Malheureusement, ce bouton ne peut pas être affecté à une autre fonction, si vous n’avez pas besoin d’automatismes aussi poussés, mais trois autres boutons configurables sont disponibles au dos de l’appareil, de quoi bien le personnaliser.

Le bouton « FILTER » permet comme son nom l’indique d’activer l’un des nombreux filtres disponibles, si vous souhaitez donner un aspect vintage à vos photos, ce qui s’avèrera bien souvent dommage.

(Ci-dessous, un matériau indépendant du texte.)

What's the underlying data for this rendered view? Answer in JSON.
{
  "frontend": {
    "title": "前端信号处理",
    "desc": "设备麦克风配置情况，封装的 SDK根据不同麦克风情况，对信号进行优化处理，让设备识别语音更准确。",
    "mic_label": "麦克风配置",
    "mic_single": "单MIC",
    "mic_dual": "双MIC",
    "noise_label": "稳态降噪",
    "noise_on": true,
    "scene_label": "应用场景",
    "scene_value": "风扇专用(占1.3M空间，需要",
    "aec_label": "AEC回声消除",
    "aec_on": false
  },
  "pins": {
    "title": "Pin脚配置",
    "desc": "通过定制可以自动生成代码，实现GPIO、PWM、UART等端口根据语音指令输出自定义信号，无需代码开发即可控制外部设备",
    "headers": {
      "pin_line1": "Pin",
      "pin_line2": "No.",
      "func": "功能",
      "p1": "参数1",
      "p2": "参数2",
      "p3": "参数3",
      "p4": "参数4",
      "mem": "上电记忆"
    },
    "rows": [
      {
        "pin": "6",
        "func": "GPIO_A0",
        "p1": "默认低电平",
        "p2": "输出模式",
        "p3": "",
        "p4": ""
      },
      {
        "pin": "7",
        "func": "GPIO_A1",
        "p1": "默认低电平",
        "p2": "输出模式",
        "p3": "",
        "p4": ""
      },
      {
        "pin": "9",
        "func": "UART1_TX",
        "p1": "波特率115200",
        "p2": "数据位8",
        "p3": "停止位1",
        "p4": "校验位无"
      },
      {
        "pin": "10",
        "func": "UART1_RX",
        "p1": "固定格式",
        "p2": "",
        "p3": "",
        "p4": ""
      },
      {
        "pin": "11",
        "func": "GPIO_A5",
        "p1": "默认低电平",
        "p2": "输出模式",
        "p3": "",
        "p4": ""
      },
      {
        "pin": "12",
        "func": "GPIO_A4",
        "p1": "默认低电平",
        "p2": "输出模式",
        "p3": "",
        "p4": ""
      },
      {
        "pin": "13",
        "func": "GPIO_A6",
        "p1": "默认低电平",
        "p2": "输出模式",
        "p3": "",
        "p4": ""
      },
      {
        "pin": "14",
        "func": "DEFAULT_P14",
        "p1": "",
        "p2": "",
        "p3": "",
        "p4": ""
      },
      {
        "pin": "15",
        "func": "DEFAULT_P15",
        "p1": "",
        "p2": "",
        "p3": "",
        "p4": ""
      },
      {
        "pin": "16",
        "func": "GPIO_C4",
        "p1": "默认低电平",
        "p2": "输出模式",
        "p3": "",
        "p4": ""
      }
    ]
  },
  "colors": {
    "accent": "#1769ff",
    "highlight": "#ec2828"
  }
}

Un zoom trans-standard lumineux

Le LX100 dispose d’un excellent zoom trans-standard équivalent 24-75 mm avec une grande ouverture ouverture glissante de f/1.7 à f/2.8. Son prédécesseur LX7 avait une plus grande plage de focale, de 24 à 90mm, et surtout une ouverture maximum allant de f/1.4 à f/2.3, mais le nouveau capteur plus grand compense allègrement la « perte » d’ouverture.

La diminution d’ouverture maximale a de plus le bon goût de se faire très progressivement le long de la plage de focales, là où elle se produit presque immédiatement quand on s’écarte des 24mm sur le Sony RX100.

La démonstration détaillée par Digital Photography Review de la notion d’ouverture équivalente, tout comme l’on parle de focale équivalente, montre bien l’avantage certain qu’a le LX100 sur ses concurrents, grâce à son plus gros capteur :

Graphe d'évolution des ouvertures équivalentes selon la focale. Source Digital Photography Review.

Graphe d’évolution des ouvertures équivalentes selon la focale. Source Digital Photography Review.

Cette grande luminosité associée à un grand capteur permet de profiter d’effets de bokeh à courte distance, plus facilement que sur n’importe quel autre compact actuel du marché.

Un joli bokeh grâce à la combinaison d’un grand capteur et d’une grande ouverture

On pourra par contre se trouver limité par la focale maximum de 75mm, là où un compact tel que le Canon G7 X va jusqu’à 100mm, et bien sûr là où un hybride – plus petit ! – tel que le Panasonic GM5 ouvre toute une gamme de possibilités.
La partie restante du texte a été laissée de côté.